Fue una guerra interminable.

Fueron como agua y aceite, calor y frío, Barcelona y Real Madrid. El contrapunteo entre ambos pareció eterno, pero luego el ejército lo arrastró al otro lado del mundo junto con su padre y no volvió a saber nada de su vida.

—Es coronel ahora. Su familia siempre ha tenido una de las mejores compañías de defensa del mundo, pero no confía en cualquiera para ser su asistente personal ya que tiene una vida... complicada. Así que le conté que justo acabas de divorciarte y que tu ex esposo te echó a la calle.

"Auch".

—En primer lugar, él no me echó, yo me fui. Y segundo, me alegra que tú y tu amigote se entretengan con mi privacidad —discrepó.

—Fue la historia lo que lo convenció de ofrecerte el puesto que no le da a nadie.

—La próxima también cuéntale- Espera, ¿qué dijiste? —Su boca casi cayó al piso—. ¿Él...? ¿Aceptó? ¿En serio?

Eso sonó inverosímil. ¿Ese mismo Krause, que siempre atrajo las miradas descaradas de las mujeres, y de algunos hombres, y por eso era un jodido arrogante?

—Es lo que dije. Fue muy difícil, pero te dará el puesto.

Soltó una risita desconfiada y lo apuntó con un dedo.

—¿Cuál es la trampa, eh? —preguntó, intrigada.

—No hay trampa.

—Tiene que existir una trampa. Estamos hablando de un tipo que le sobra atractivo y mucho ego. Si no ha contratado a nadie como su asistente personal, es porque hay una trampa, o un enorme problema. —Se encogió de hombros. Era simple lógica. ¿Un trabajo bien pagado desocupado? Olía a peligro.

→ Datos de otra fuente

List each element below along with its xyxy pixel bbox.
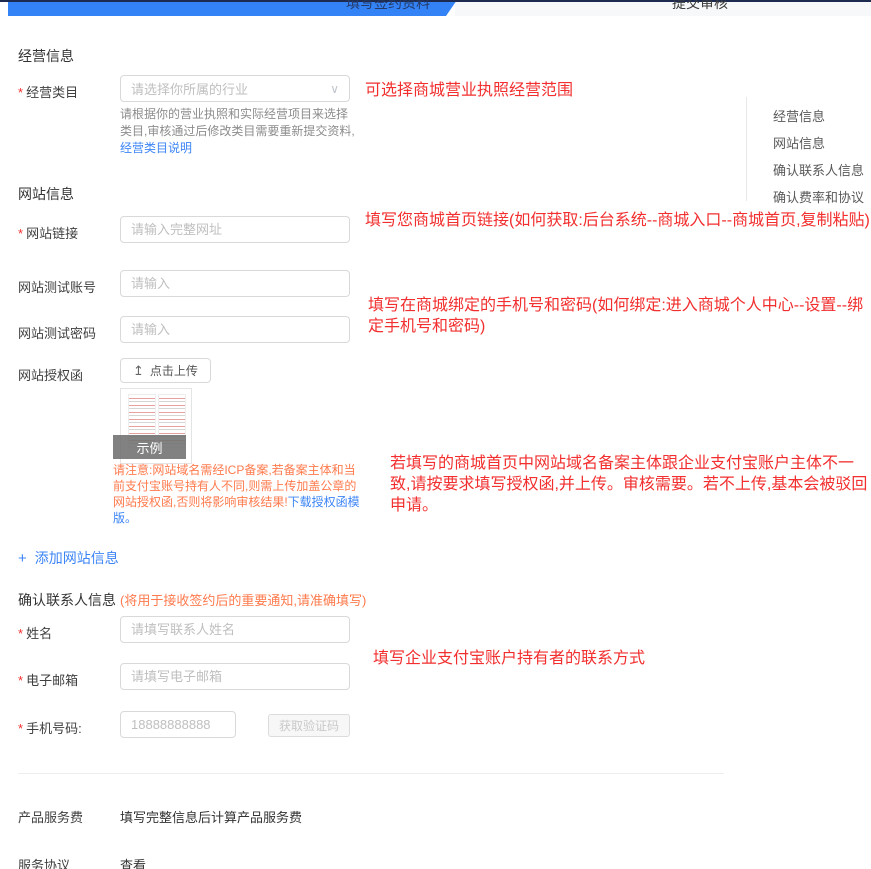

Thomas suspiró, aceptando la derrota.

—No me siento cómodo dándote esa información. Lo mejor es que vayas mañana a su apartamento y saques tus propias conclusiones. Te enviaré la ubicación.

—Guau, mañana —exclamó—. ¿Tan desesperada le contaste que estoy?

—Quiere ayudarte —dijo Thomas, mirándola fijamente—. Krause es un buen tipo, pero es muy exigente. Lo que significa que debes darle una buena impresión. Y, por favor, no lo eches a perder.